Unterhaching, 31.01.2013.  „Die größte Herausforderung unserer Branche für die Zukunft wird es sein, Menschen zu finden, die pflegen, betreuen und begleiten wollen und können“, sagte Dr. Stefan Arend, Vorstand von KWA Kuratorium Wohnen im Alter, beim traditionellen KWA Neujahrsempfang in der Unterhachinger Hauptverwaltung. Hochrechnungen gingen davon aus, dass in einigen Jahren gut und gerne 250.000 bis 500.000 oder vielleicht sogar über 783.000 neue Stellen benötigt würden, um die Aufgaben in Pflege und Betreuung leisten zu können, so Arend. Im Hinblick auf den akuten Personalmangel beklagte er den „im Alltag oft wiehernden Amtsschimmel“. Als Beispiel nannte er vor allem die Anerkennung als Fachkraft von ausländischen Mitarbeitern, ohne die man – neben der eigenen Ausbildung von Pflegekräften – nicht mehr auskomme. So gehörten zu den Voraussetzungen für diese Anerkennung „die für die Ausübung der Berufstätigkeit erforderlichen Kenntnisse der deutschen Sprache“ (§2 KrPfG). „Doch die Behörden, die in den Bundesländern für die Anerkennung verantwortlich sind (in Bayern beispielsweise die Bezirksregierungen), schießen in diesem Zusammenhang weit über das Ziel hinaus“, empörte sich der KWA Vorstand.

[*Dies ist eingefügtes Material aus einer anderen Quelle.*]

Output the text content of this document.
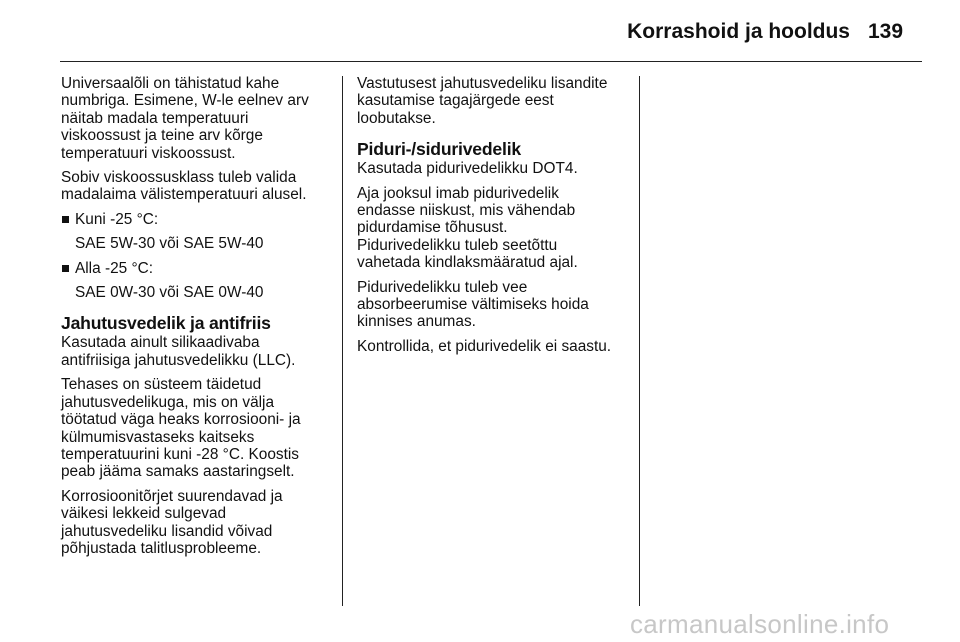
Korrashoid ja hooldus 139
Universaalõli on tähistatud kahe
numbriga. Esimene, W-le eelnev arv
näitab madala temperatuuri
viskoossust ja teine arv kõrge
temperatuuri viskoossust.
Sobiv viskoossusklass tuleb valida
madalaima välistemperatuuri alusel.
Kuni -25 °C:
SAE 5W-30 või SAE 5W-40
Alla -25 °C:
SAE 0W-30 või SAE 0W-40
Jahutusvedelik ja antifriis
Kasutada ainult silikaadivaba
antifriisiga jahutusvedelikku (LLC).
Tehases on süsteem täidetud
jahutusvedelikuga, mis on välja
töötatud väga heaks korrosiooni- ja
külmumisvastaseks kaitseks
temperatuurini kuni -28 °C. Koostis
peab jääma samaks aastaringselt.
Korrosioonitõrjet suurendavad ja
väikesi lekkeid sulgevad
jahutusvedeliku lisandid võivad
põhjustada talitlusprobleeme.
Vastutusest jahutusvedeliku lisandite
kasutamise tagajärgede eest
loobutakse.
Piduri-/sidurivedelik
Kasutada pidurivedelikku DOT4.
Aja jooksul imab pidurivedelik
endasse niiskust, mis vähendab
pidurdamise tõhusust.
Pidurivedelikku tuleb seetõttu
vahetada kindlaksmääratud ajal.
Pidurivedelikku tuleb vee
absorbeerumise vältimiseks hoida
kinnises anumas.
Kontrollida, et pidurivedelik ei saastu.
carmanualsonline.info
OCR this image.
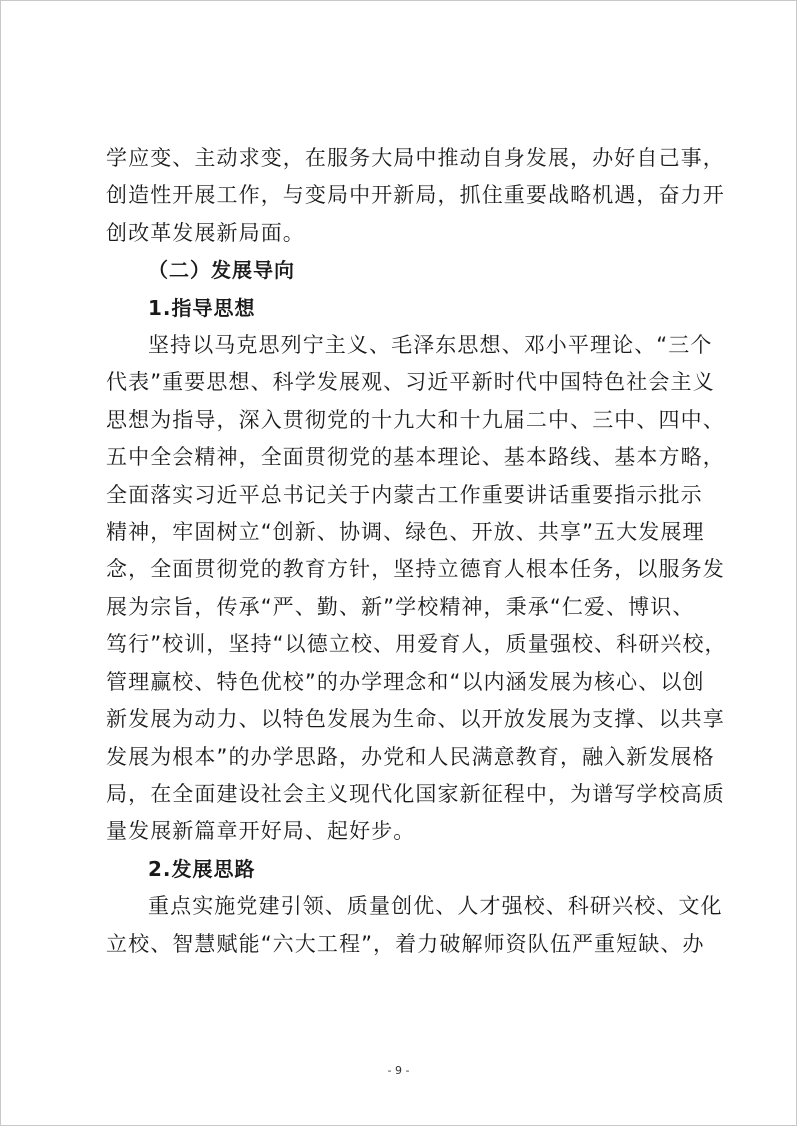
学应变、主动求变，在服务大局中推动自身发展，办好自己事，
创造性开展工作，与变局中开新局，抓住重要战略机遇，奋力开
创改革发展新局面。

（二）发展导向

1.指导思想

坚持以马克思列宁主义、毛泽东思想、邓小平理论、“三个
代表”重要思想、科学发展观、习近平新时代中国特色社会主义
思想为指导，深入贯彻党的十九大和十九届二中、三中、四中、
五中全会精神，全面贯彻党的基本理论、基本路线、基本方略，
全面落实习近平总书记关于内蒙古工作重要讲话重要指示批示
精神，牢固树立“创新、协调、绿色、开放、共享”五大发展理
念，全面贯彻党的教育方针，坚持立德育人根本任务，以服务发
展为宗旨，传承“严、勤、新”学校精神，秉承“仁爱、博识、
笃行”校训，坚持“以德立校、用爱育人，质量强校、科研兴校，
管理赢校、特色优校”的办学理念和“以内涵发展为核心、以创
新发展为动力、以特色发展为生命、以开放发展为支撑、以共享
发展为根本”的办学思路，办党和人民满意教育，融入新发展格
局，在全面建设社会主义现代化国家新征程中，为谱写学校高质
量发展新篇章开好局、起好步。

2.发展思路

重点实施党建引领、质量创优、人才强校、科研兴校、文化
立校、智慧赋能“六大工程”，着力破解师资队伍严重短缺、办

- 9 -
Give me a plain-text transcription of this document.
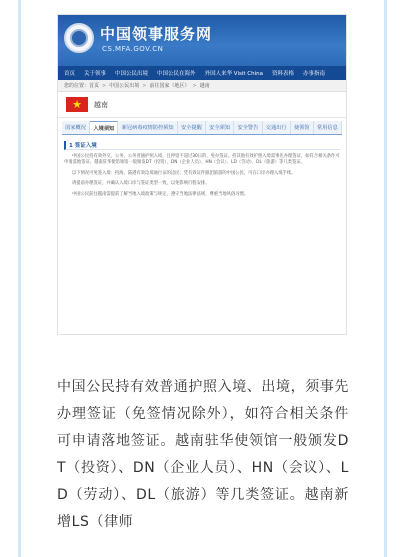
中国领事服务网
CS.MFA.GOV.CN
首页 关于领事 中国公民出境 中国公民在海外 外国人来华 Visit China 资料表格 办事指南
您的位置：首页 > 中国公民出境 > 前往国家（地区） > 越南
★ 越南
国家概况	入境须知	新冠病毒疫情防控须知	安全提醒	安全须知	安全警告	交通出行	使领馆	常用信息
1 签证入境

中国公民持有效外交、公务、公务普通护照入境，且停留不超过30日的，免办签证。持其他有效护照入境需事先办理签证，如符合相关条件可申请落地签证。越南驻华使馆领馆一般颁发DT（投资）、DN（企业人员）、HN（会议）、LD（劳动）、DL（旅游）等几类签证。

以下情况可免签入境：持海、陆港有效边境通行证的边民；凭有效证件跟团旅游的中国公民，可在口岸办理入境手续。

请提前办理签证，并确认入境口岸与签证类型一致，以免影响行程安排。

中国公民前往越南需提前了解当地入境政策与规定，遵守当地法律法规，尊重当地风俗习惯。

中国公民持有效普通护照入境、出境，须事先办理签证（免签情况除外），如符合相关条件可申请落地签证。越南驻华使领馆一般颁发DT（投资）、DN（企业人员）、HN（会议）、LD（劳动）、DL（旅游）等几类签证。越南新增LS（律师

Um als Fachkraft Anerkennung zu finden, müssten ausländische Bewerber die deutsche Sprachbefähigung des Referenzniveaus B2 nach dem Gemeinsamen Europäischen Referenzrahmen für Sprachen (GeR) nachweisen. Dafür müssen sie sich u.a. „zu einem breiten Themenspektrum klar und detailliert ausdrücken, einen Standpunkt zu einer aktuellen Frage erläutern und die Vor- und Nachteile verschiedener Möglichkeiten angeben können“, wie es in den Ausführungen zum Referenzrahmen wörtlich heißt. Es könne doch nicht sein, dass die Grundvoraussetzung, um in Deutschland aus dem Ausland kommend als Krankenschwester oder Altenpfleger arbeiten zu dürfen, dieselbe Sprachprüfung sei, die auch vor Aufnahme eines wissenschaftlichen Studiums an einer deutschen Universität verlangt werde. Zur Erlangung der deutschen Staatsbürgerschaft sei dagegen nur der Standard B1 erforderlich. „Das ist ein Treppenwitz à la Karl Valentin!“, echauffierte sich Arend und verwies auf das Beispiel eines Pflegeheimbetreibers mit einigen Einrichtungen in Niedersachsen, der ein gut angelaufenes Projekt mit spanischen Mitarbeitern abbrechen musste, weil diese ein entsprechendes Zeugnis nach B2 nicht nachweisen konnten. Die öffentliche Verwaltung verschlimmere damit die ohnehin schon prekäre Lage der Anbieter von Senioreneinrichtungen. Hier müsste die Politik sofort eingreifen, aber leider habe sich auch die „an sich recht schlüssige Ausbildungs- und Qualifizierungsoffensive Altenpflege auf Bundesebene, die im Spätherbst 2012 gestartet ist, dieser Problematik nicht angenommen bzw. damit aufgeräumt“, so der KWA Vorstand. Er hätte sich dort eine Empfehlung zur sprachlichen Kompetenz ausländischer Mitarbeiter gewünscht, die die überzogenen Forderungen nach B2 geradegerückt hätten, das B1-Niveau sei völlig angemessen.

„Wir brauchen zudem tatkräftige junge Menschen in der Pflege und freuen uns über jeden, der sich für uns entscheidet“, sagte Arend. KWA werde allein in 2013 rund 100 Stellen für verschiedene Ausbildungsberufe anbieten.